I have a routine that is perfect for parallelisation. I use cv::parallel_for_
just fine for the cv::Mat
version of the code.
It also works fine for cv::cuda::GpuMat
(with associated cv::cuda::
routines replacing standard cv::
versions). But what I would really like to do is to take advantage of multiple GPUs. I've tried adding a cv::cuda::setDevice
at the beginning of each loop, and this seems to function ok.
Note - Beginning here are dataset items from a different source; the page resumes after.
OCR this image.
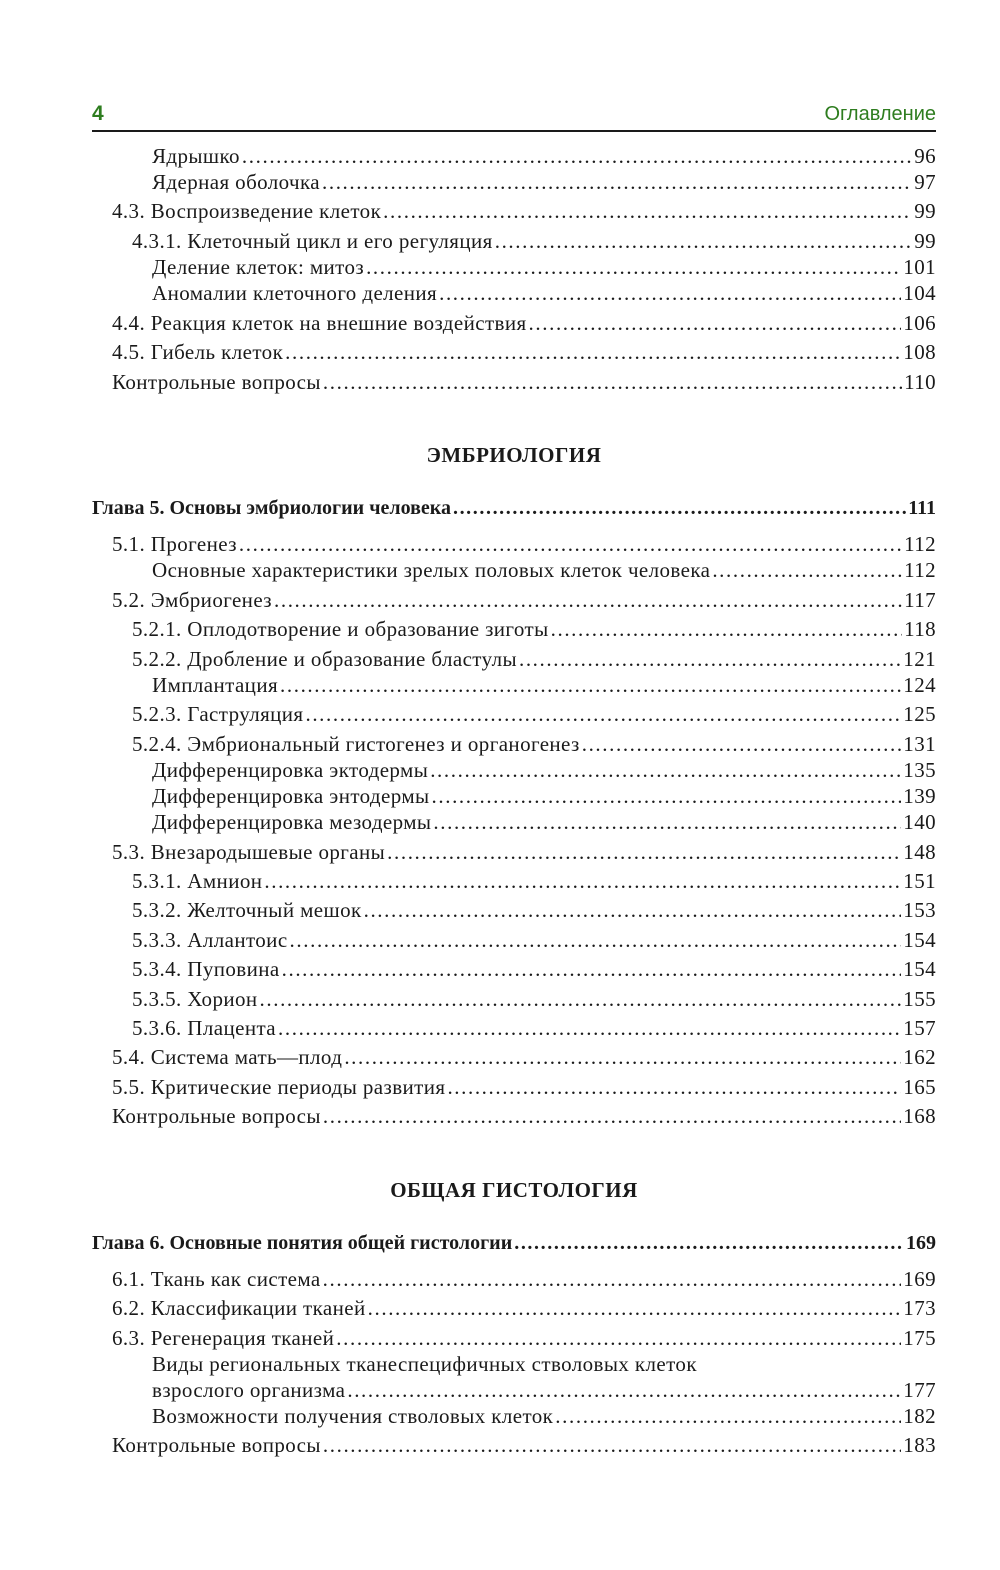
4	Оглавление
Ядрышко .....	96
Ядерная оболочка .....	97
4.3. Воспроизведение клеток .....	99
4.3.1. Клеточный цикл и его регуляция .....	99
Деление клеток: митоз .....	101
Аномалии клеточного деления .....	104
4.4. Реакция клеток на внешние воздействия .....	106
4.5. Гибель клеток .....	108
Контрольные вопросы .....	110
ЭМБРИОЛОГИЯ
Глава 5. Основы эмбриологии человека .....	111
5.1. Прогенез .....	112
Основные характеристики зрелых половых клеток человека .....	112
5.2. Эмбриогенез .....	117
5.2.1. Оплодотворение и образование зиготы .....	118
5.2.2. Дробление и образование бластулы .....	121
Имплантация .....	124
5.2.3. Гаструляция .....	125
5.2.4. Эмбриональный гистогенез и органогенез .....	131
Дифференцировка эктодермы .....	135
Дифференцировка энтодермы .....	139
Дифференцировка мезодермы .....	140
5.3. Внезародышевые органы .....	148
5.3.1. Амнион .....	151
5.3.2. Желточный мешок .....	153
5.3.3. Аллантоис .....	154
5.3.4. Пуповина .....	154
5.3.5. Хорион .....	155
5.3.6. Плацента .....	157
5.4. Система мать—плод .....	162
5.5. Критические периоды развития .....	165
Контрольные вопросы .....	168
ОБЩАЯ ГИСТОЛОГИЯ
Глава 6. Основные понятия общей гистологии .....	169
6.1. Ткань как система .....	169
6.2. Классификации тканей .....	173
6.3. Регенерация тканей .....	175
Виды региональных тканеспецифичных стволовых клеток
взрослого организма .....	177
Возможности получения стволовых клеток .....	182
Контрольные вопросы .....	183
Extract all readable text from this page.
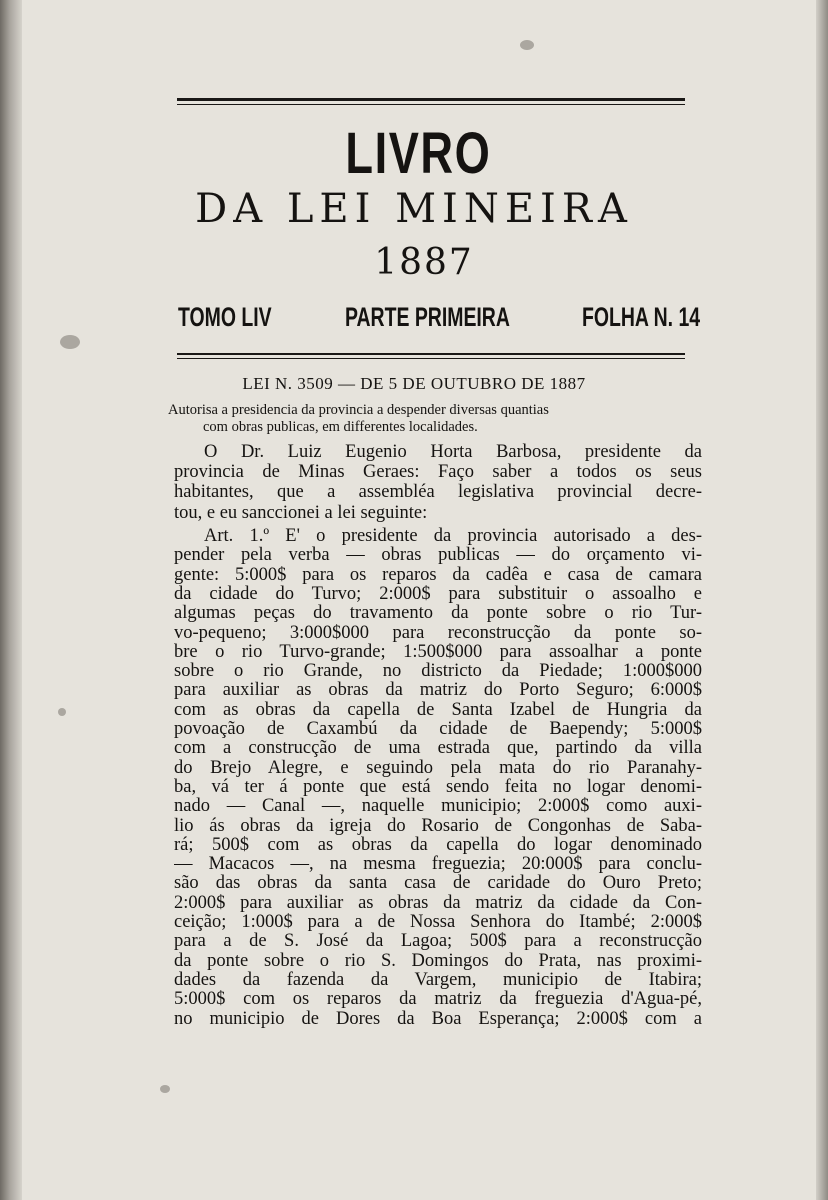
LIVRO
DA LEI MINEIRA
1887
TOMO LIV	PARTE PRIMEIRA	FOLHA N. 14
LEI N. 3509 — DE 5 DE OUTUBRO DE 1887
Autorisa a presidencia da provincia a despender diversas quantias
com obras publicas, em differentes localidades.
O Dr. Luiz Eugenio Horta Barbosa, presidente da
provincia de Minas Geraes: Faço saber a todos os seus
habitantes, que a assembléa legislativa provincial decre-
tou, e eu sanccionei a lei seguinte:
Art. 1.º E' o presidente da provincia autorisado a des-
pender pela verba — obras publicas — do orçamento vi-
gente: 5:000$ para os reparos da cadêa e casa de camara
da cidade do Turvo; 2:000$ para substituir o assoalho e
algumas peças do travamento da ponte sobre o rio Tur-
vo-pequeno; 3:000$000 para reconstrucção da ponte so-
bre o rio Turvo-grande; 1:500$000 para assoalhar a ponte
sobre o rio Grande, no districto da Piedade; 1:000$000
para auxiliar as obras da matriz do Porto Seguro; 6:000$
com as obras da capella de Santa Izabel de Hungria da
povoação de Caxambú da cidade de Baependy; 5:000$
com a construcção de uma estrada que, partindo da villa
do Brejo Alegre, e seguindo pela mata do rio Paranahy-
ba, vá ter á ponte que está sendo feita no logar denomi-
nado — Canal —, naquelle municipio; 2:000$ como auxi-
lio ás obras da igreja do Rosario de Congonhas de Saba-
rá; 500$ com as obras da capella do logar denominado
— Macacos —, na mesma freguezia; 20:000$ para conclu-
são das obras da santa casa de caridade do Ouro Preto;
2:000$ para auxiliar as obras da matriz da cidade da Con-
ceição; 1:000$ para a de Nossa Senhora do Itambé; 2:000$
para a de S. José da Lagoa; 500$ para a reconstrucção
da ponte sobre o rio S. Domingos do Prata, nas proximi-
dades da fazenda da Vargem, municipio de Itabira;
5:000$ com os reparos da matriz da freguezia d'Agua-pé,
no municipio de Dores da Boa Esperança; 2:000$ com a
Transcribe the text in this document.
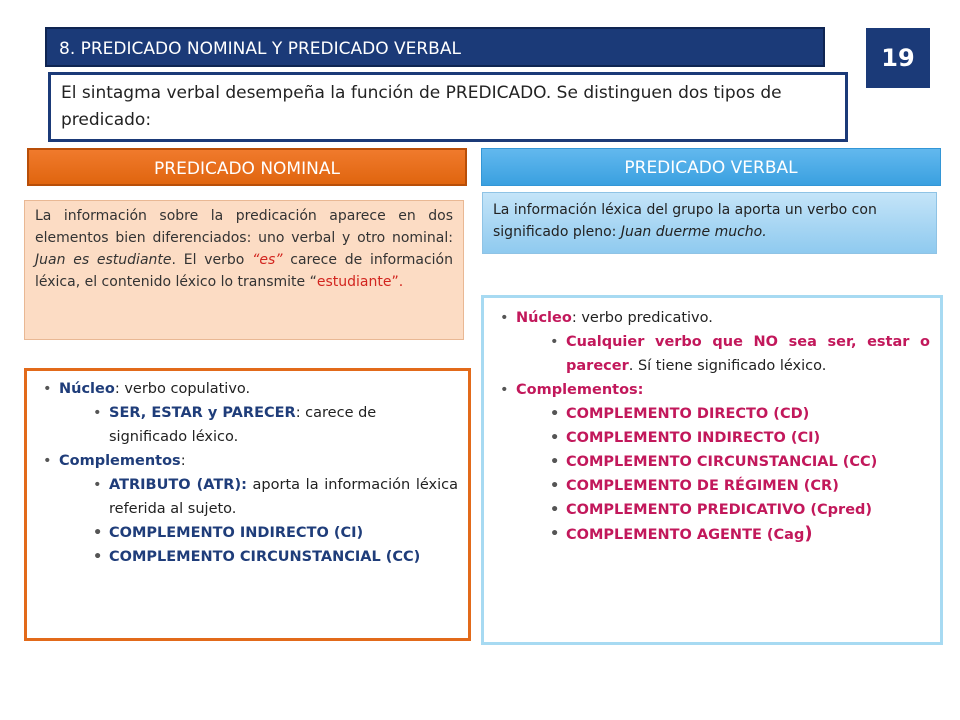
8. PREDICADO NOMINAL Y PREDICADO VERBAL	19
El sintagma verbal desempeña la función de PREDICADO. Se distinguen dos tipos de predicado:
PREDICADO NOMINAL	PREDICADO VERBAL
La información sobre la predicación aparece en dos elementos bien diferenciados: uno verbal y otro nominal: Juan es estudiante. El verbo “es” carece de información léxica, el contenido léxico lo transmite “estudiante”.
La información léxica del grupo la aporta un verbo con significado pleno: Juan duerme mucho.
• Núcleo: verbo copulativo.
• SER, ESTAR y PARECER: carece de significado léxico.
• Complementos:
• ATRIBUTO (ATR): aporta la información léxica referida al sujeto.
• COMPLEMENTO INDIRECTO (CI)
• COMPLEMENTO CIRCUNSTANCIAL (CC)
• Núcleo: verbo predicativo.
• Cualquier verbo que NO sea ser, estar o parecer. Sí tiene significado léxico.
• Complementos:
• COMPLEMENTO DIRECTO (CD)
• COMPLEMENTO INDIRECTO (CI)
• COMPLEMENTO CIRCUNSTANCIAL (CC)
• COMPLEMENTO DE RÉGIMEN (CR)
• COMPLEMENTO PREDICATIVO (Cpred)
• COMPLEMENTO AGENTE (Cag)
But, it looks like this is causing the entire code to grind to a halt, as if it's being throttle by a single CPU.
Here's a snippet:
cv::Mat originalMatImage; // already loaded
const int nDevices = cv::cuda::getCudaEnabledDeviceCount();
const int nRotations; // a number, much larger than the number of CPU cores
cv::parallel_for_(cv::Range(0, nRotations), [&](const cv::Range& range){
for (auto i=range.start; i<range.end; i++) {
cv::cuda::setDevice(i % nDevices);
cv::cuda::Stream stream;
cv::cuda::GpuMat* originalCUDAimage = new cv::cuda::GpuMat();
originalCUDAimage->upload(originalMatImage, stream);
const double rotationAngle = double(180 * i) / double(nRotations);
cv::cuda::GpuMat warpedCUDAimage(nRotations, nRotations, originalCUDAimage->type(), 0.0);
cv::Mat rotationMatrix(cv::getRotationMatrix2D(cv::Point2d(nRotations / 2.0, nRotations / 2.0), rotationAngle, 1.0));
cv::cuda::warpAffine(*originalCUDAimage, warpedCUDAimage, rotationMatrix, cv::Size2d(nRotations, nRotations), cv::INTER_CUBIC, cv::BORDER_CONSTANT, 0.0, stream);
delete originalCUDAimage;
// do something interesting with the warpedCUDAimage
}
});
What's the appropriate way to get this type of routine humming along, taking advantage of multiple CPUs and GPUs?